Showing that $\sum\limits_{r=0}^n({1 \over r!} \sum\limits_{s=0}^{n-r}{(-1)^s \over s!}) = 1$

Question

I am trying to show that $n! = \binom{n}{0}D_n + \binom{n}{1}D_{n-1}+...+\binom{n}{n-1}D_1 + \binom{n}{n}D_0$ where $D_k$ is the number of derangements of $k$ objects.

However the last step of my proof requires me to show that

$\sum\limits_{r=0}^n({1 \over r!} \sum\limits_{s=0}^{n-r}{(-1)^s \over s!}) = 1$.

I am completely stuck here as I'm having a difficult time conceptualising the double sum. I know that the the inner sum has a limit of $1 \over e$, and using that information, we could express the limit of the whole thing as

${1 \over e} \sum\limits_{r=0}^\infty {1 \over r!}$.

Now I also know that the limit to the above $\sum\limits_{r=0}^\infty {1 \over r!} = e$.

So by my loose ideas and arguments above the proof could be complete by, ${1 \over e} \cdot e = 1$.

But how can I put these ideas into a more mathematical and solid form?

Answer 1

Your original problem $n! = \binom{n}{0}D_n + \binom{n}{1}D_{n-1}+...+\binom{n}{n-1}D_1 + \binom{n}{n}D_0$ can be solved by noticing that the number of permutations with exactly k fixed points is $\binom{n}{k}D_{n-k}$.

However, your identity $\sum_\limits{r=0}^n({1 \over r!} \sum\limits_{s=0}^{n-r}{(-1)^s \over s!}) = 1$ can be proved routinely by exchanging the order of summation.

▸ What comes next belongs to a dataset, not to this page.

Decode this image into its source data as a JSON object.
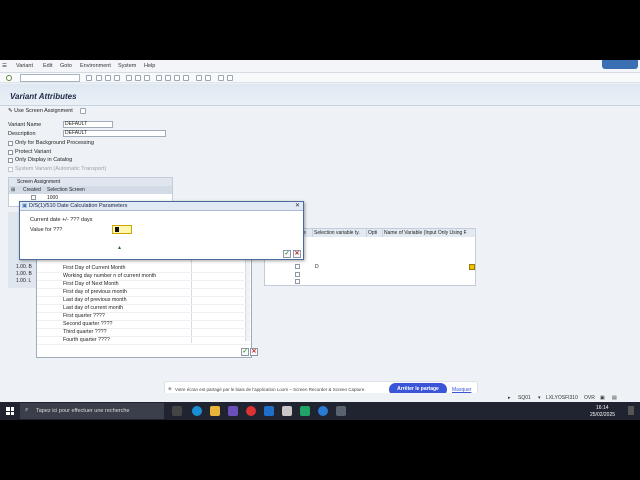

Actually, using your original problem and generating function method, one can derive the explicit formula for the number of derangements (the other way is using the inclusive-exclusive formula)

Answer 2

As regards your identity, $$\sum_{r=0}^n({1 \over r!} \sum_{s=0}^{n-r}{(-1)^s \over s!}) = \sum_{r=0}^n\sum_{s=0}^{n-r}{(-1)^{s} \binom{r+s}{r}\over (r+s)!}\\= \sum_{r=0}^n\sum_{m=0}^{n}{(-1)^{m-r} \binom{m}{r}\over m!}=\sum_{m=0}^{n}{(-1)^m\over m!}\sum_{r=0}^m(-1)^{r} \binom{m}{r}= 1+\sum_{m=1}^{n}{(-1)^m\over m!}(1-1)^m=1.$$ However I think that your original problem about derangements can be solved in an easier way.

Answer 3

You have that $\displaystyle \sum_{s=0}^k \frac{(-1)^s}{s!}$ is the coefficient of $x^k$ in the product of $\exp(-x)$ by $\displaystyle \frac{1}{1-x}$. Hence your expression is the coefficient of $x^n$ in the product of $\exp(x)$ by $\displaystyle \frac{\exp(-x)}{1-x}$, i.e it is the coefficient of $x^n$ in $\displaystyle \frac{1}{1-x}$, hence equal to $1$.